Tom Burke

No. 95
- Position: Defensive end

Personal information
- Born: October 12, 1976 (age 49) Poplar, Wisconsin, U.S.
- Listed height: 6 ft 3 in (1.91 m)
- Listed weight: 275 lb (125 kg)

Career information
- High school: Northwestern (Maple, Wisconsin)
- College: Wisconsin
- NFL draft: 1999 (3rd round, 83rd overall pick)

Career history
- Arizona Cardinals (1999–2002);

Awards and highlights
- Bill Willis Trophy (1998); Unanimous All-American (1998); Big Ten Co-Defensive Player of the Year (1998); Big Ten Defensive Lineman of the Year (1998); First-team All-Big Ten (1998); Second-team All-Big Ten (1997);

Career NFL statistics
- Games played: 36
- Games started: 12
- Tackles: 49
- Sacks: 4.5
- Fumbles recovered: 1
- Stats at Pro Football Reference

= Tom Burke (American football) =

American football player (born 1976)

Thomas Allen Burke (born October 12, 1976) is an American former professional football player who was a defensive end for four seasons with the Arizona Cardinals in the National Football League (NFL).
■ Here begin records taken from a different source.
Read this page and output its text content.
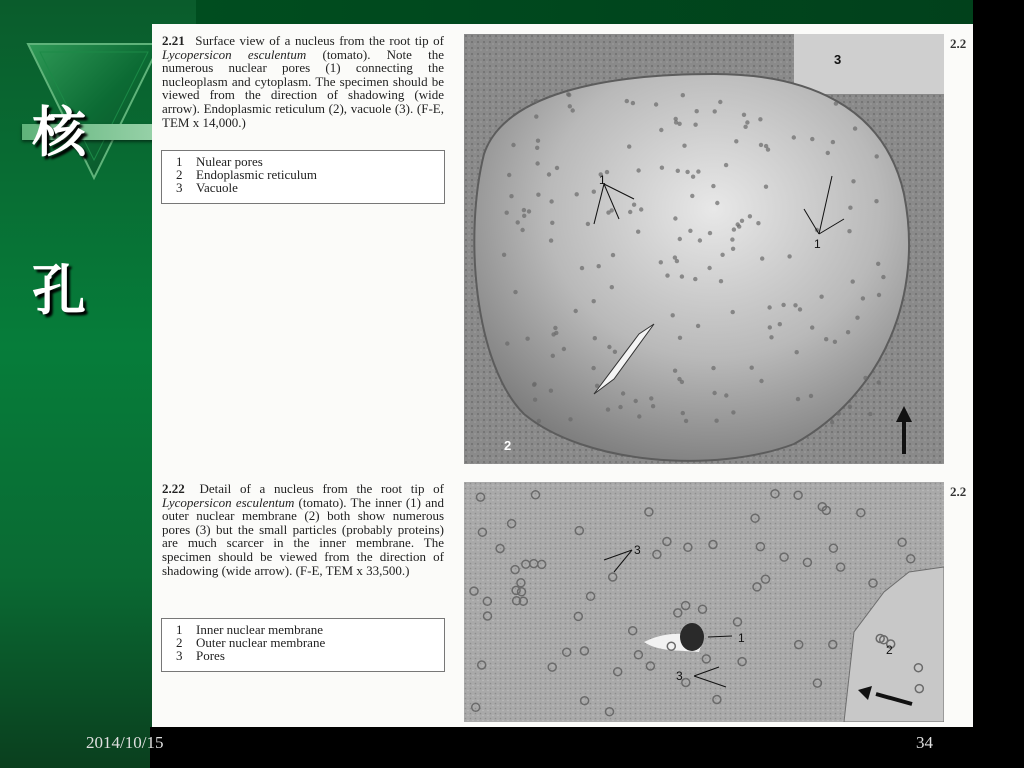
核
孔
2.21 Surface view of a nucleus from the root tip of Lycopersicon esculentum (tomato). Note the numerous nuclear pores (1) connecting the nucleoplasm and cytoplasm. The specimen should be viewed from the direction of shadowing (wide arrow). Endoplasmic reticulum (2), vacuole (3). (F-E, TEM x 14,000.)
1	Nulear pores
2	Endoplasmic reticulum
3	Vacuole	1
1
2
3
2.2
2.22 Detail of a nucleus from the root tip of Lycopersicon esculentum (tomato). The inner (1) and outer nuclear membrane (2) both show numerous pores (3) but the small particles (probably proteins) are much scarcer in the inner membrane. The specimen should be viewed from the direction of shadowing (wide arrow). (F-E, TEM x 33,500.)
1	Inner nuclear membrane
2	Outer nuclear membrane
3	Pores
3
3
1
2
2.2
2014/10/15	34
He played college football for the Wisconsin Badgers, earning unanimous All-American honors in 1998. During the 1997–1998 season, Burke led all college football with 22 sacks and 31 total tackles for loss while helping Wisconsin to a Rose Bowl victory and #5 overall ranking. He was chosen in the third round of the 1999 NFL draft by the Cardinals and played all four years of his NFL career with Arizona.

==Early life==
Burke was born in Poplar, Wisconsin. He attended Northwestern High School in nearby Maple, Wisconsin, and played for the Northwestern Tigers high school football team, of the Wisconsin Interscholastic Athletic Association (WIAA), Heart O' North Conference.

==College career==
Burke attended the University of Wisconsin in Madison, and played for the Wisconsin Badgers football team from 1995 to 1998. As a senior in 1998, he was recognized as a unanimous All-American, Big Ten Defensive Player of the Year, first-team All-Big Ten, and received the Bill Willis Trophy. He holds the Big Ten record for most sacks in a single season with 22.

==Professional career==
The Arizona Cardinals selected Burke in the third round (83rd pick overall) of the 1999 NFL draft, and he played for the Cardinals from to . In four NFL seasons, he appeared in 36 games, started 12, and accumulated 49 tackles and 4.5 sacks.